Шепот Марии Ефимовны окутывал и уводил в неведомый мир. Феликс встряхнул головой — все прояснилось. Натали подалась вперед и внимала каждому слову старой женщины, в глазах ее были глубина и обожание.
— И порешили мы со стариком отвести напасть, — говорила старуха, — то страхи леденят тебя, то ярость злобная. Сегодня наш праздник хороший, и Ванятка с нами побыл, а ты не веришь, жалеешь нас, стариков, о смерти все думаешь, а кто о ней думает, Феликс, тому нет покоя, тот не видит рая Божьего, земного, в котором пребывает. А уж когда Господь призовет, то и вовсе великая радость и избавление.
В ее словах была правда, но наперекор правде, как зло против добра, как ночь против дня, родился протест и искривил лицо Феликса в глумливой гримасе.

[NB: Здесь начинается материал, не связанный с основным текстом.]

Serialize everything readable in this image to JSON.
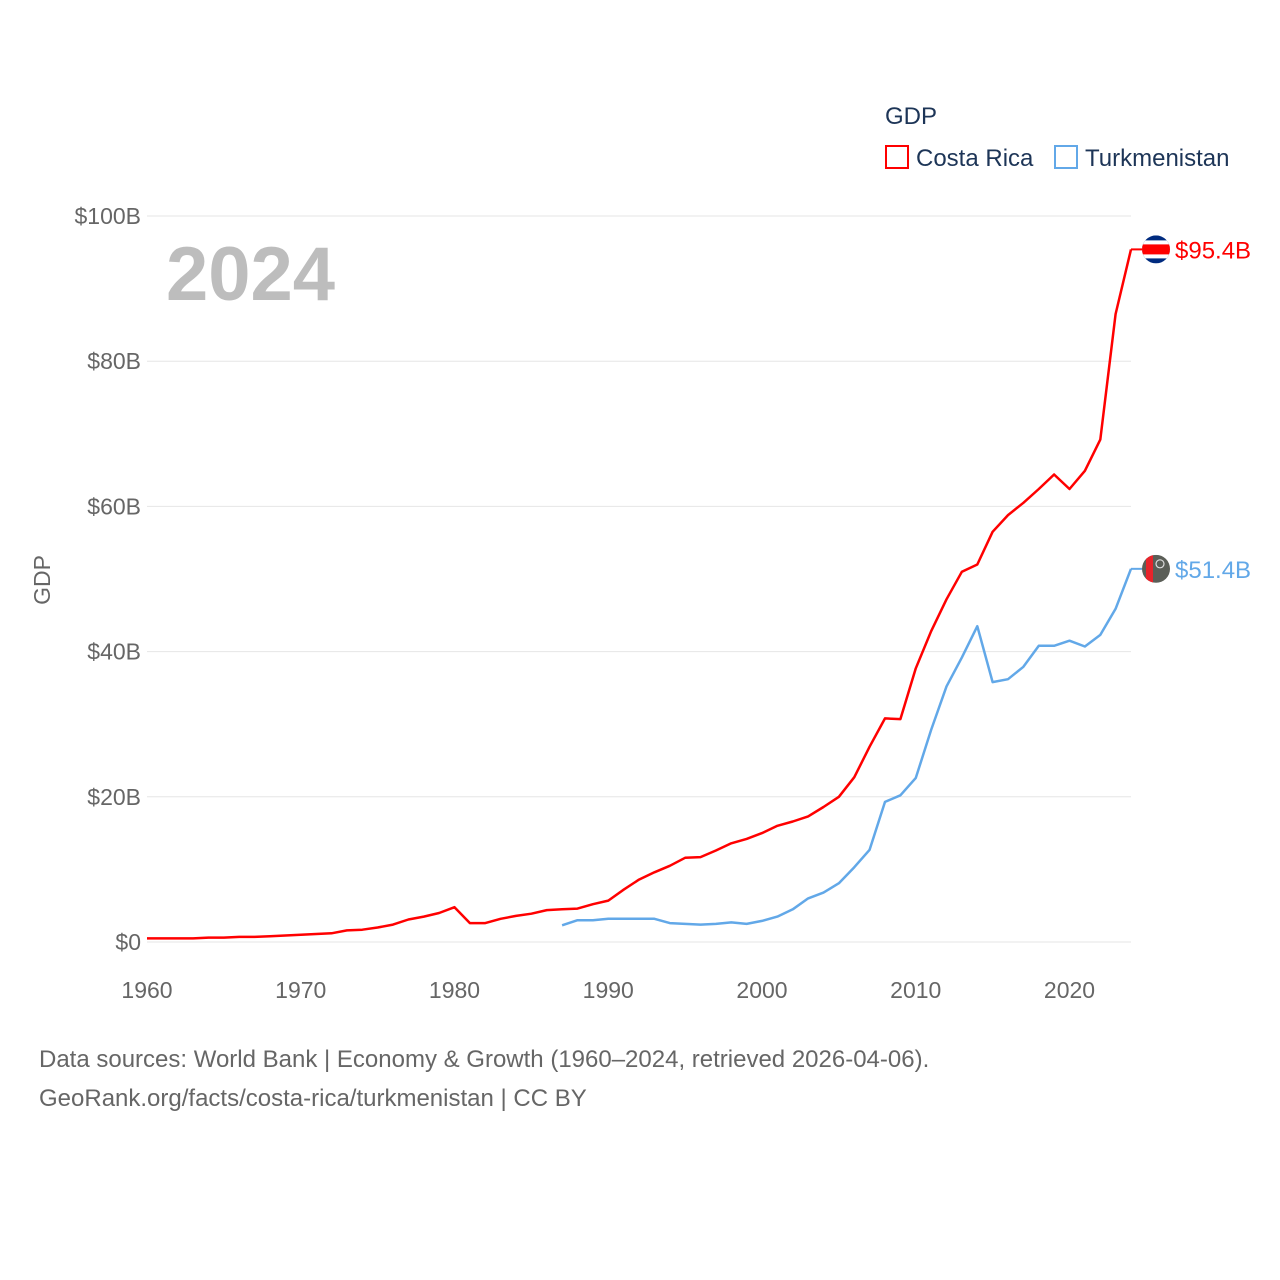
{
  "chart_data": {
    "type": "line",
    "title": "",
    "year_label": "2024",
    "xlabel": "",
    "ylabel": "GDP",
    "legend_title": "GDP",
    "legend_placement": "top-right",
    "xlim": [
      1960,
      2024
    ],
    "ylim": [
      0,
      100
    ],
    "x_ticks": [
      1960,
      1970,
      1980,
      1990,
      2000,
      2010,
      2020
    ],
    "x_tick_labels": [
      "1960",
      "1970",
      "1980",
      "1990",
      "2000",
      "2010",
      "2020"
    ],
    "y_ticks": [
      0,
      20,
      40,
      60,
      80,
      100
    ],
    "y_tick_labels": [
      "$0",
      "$20B",
      "$40B",
      "$60B",
      "$80B",
      "$100B"
    ],
    "grid": true,
    "units": "USD billions",
    "series": [
      {
        "name": "Costa Rica",
        "color": "#ff0000",
        "end_label": "$95.4B",
        "flag": "costa-rica-flag",
        "start_year": 1960,
        "values": [
          0.5,
          0.5,
          0.5,
          0.5,
          0.6,
          0.6,
          0.7,
          0.7,
          0.8,
          0.9,
          1.0,
          1.1,
          1.2,
          1.6,
          1.7,
          2.0,
          2.4,
          3.1,
          3.5,
          4.0,
          4.8,
          2.6,
          2.6,
          3.2,
          3.6,
          3.9,
          4.4,
          4.5,
          4.6,
          5.2,
          5.7,
          7.2,
          8.6,
          9.6,
          10.5,
          11.6,
          11.7,
          12.6,
          13.6,
          14.2,
          15.0,
          16.0,
          16.6,
          17.3,
          18.6,
          20.0,
          22.7,
          26.9,
          30.8,
          30.7,
          37.7,
          42.8,
          47.2,
          51.0,
          52.0,
          56.5,
          58.8,
          60.5,
          62.4,
          64.4,
          62.4,
          64.9,
          69.2,
          86.5,
          95.4
        ]
      },
      {
        "name": "Turkmenistan",
        "color": "#62a8e8",
        "end_label": "$51.4B",
        "flag": "turkmenistan-flag",
        "start_year": 1987,
        "values": [
          2.3,
          3.0,
          3.0,
          3.2,
          3.2,
          3.2,
          3.2,
          2.6,
          2.5,
          2.4,
          2.5,
          2.7,
          2.5,
          2.9,
          3.5,
          4.5,
          6.0,
          6.8,
          8.1,
          10.3,
          12.7,
          19.3,
          20.2,
          22.6,
          29.2,
          35.2,
          39.2,
          43.5,
          35.8,
          36.2,
          37.9,
          40.8,
          40.8,
          41.5,
          40.7,
          42.3,
          45.9,
          51.4
        ]
      }
    ]
  },
  "footer": {
    "line1": "Data sources: World Bank | Economy & Growth (1960–2024, retrieved 2026-04-06).",
    "line2": "GeoRank.org/facts/costa-rica/turkmenistan | CC BY"
  }
}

— Ну а как лечить будешь? — спросил он.
— А просто, Феля, свечку зажжем, книгу святую на грудь твою положим, почитаю, а ты лежи себе на диване, слушай, думай, но курить не смей. Потом я потру тебе руками голову, а ты дремли себе, легко так и свободно, и слушай мои слова, и все беспокойства, все страхи, кои без причины жмут мышцы твои, уйдут.
Феликс представил себя с книгой на груди и, хохотнув в лицо Марии Ефимовне, спросил:
— И поможет?
Ошечок под ладошкой перестал тарахтеть, сверкнули две изумрудные рыбки. И вдруг с ослепительной ясностью он увидел себя. Боже! Как мерзок я. С глумливой улыбочкой на лице, с выползающим полупрерванным гадким словом, и, что б ни шлепнул он сейчас на стол, они простят. Они близкие и родные люди, а он глумится, похохатывая. Достойный сын своего папаши.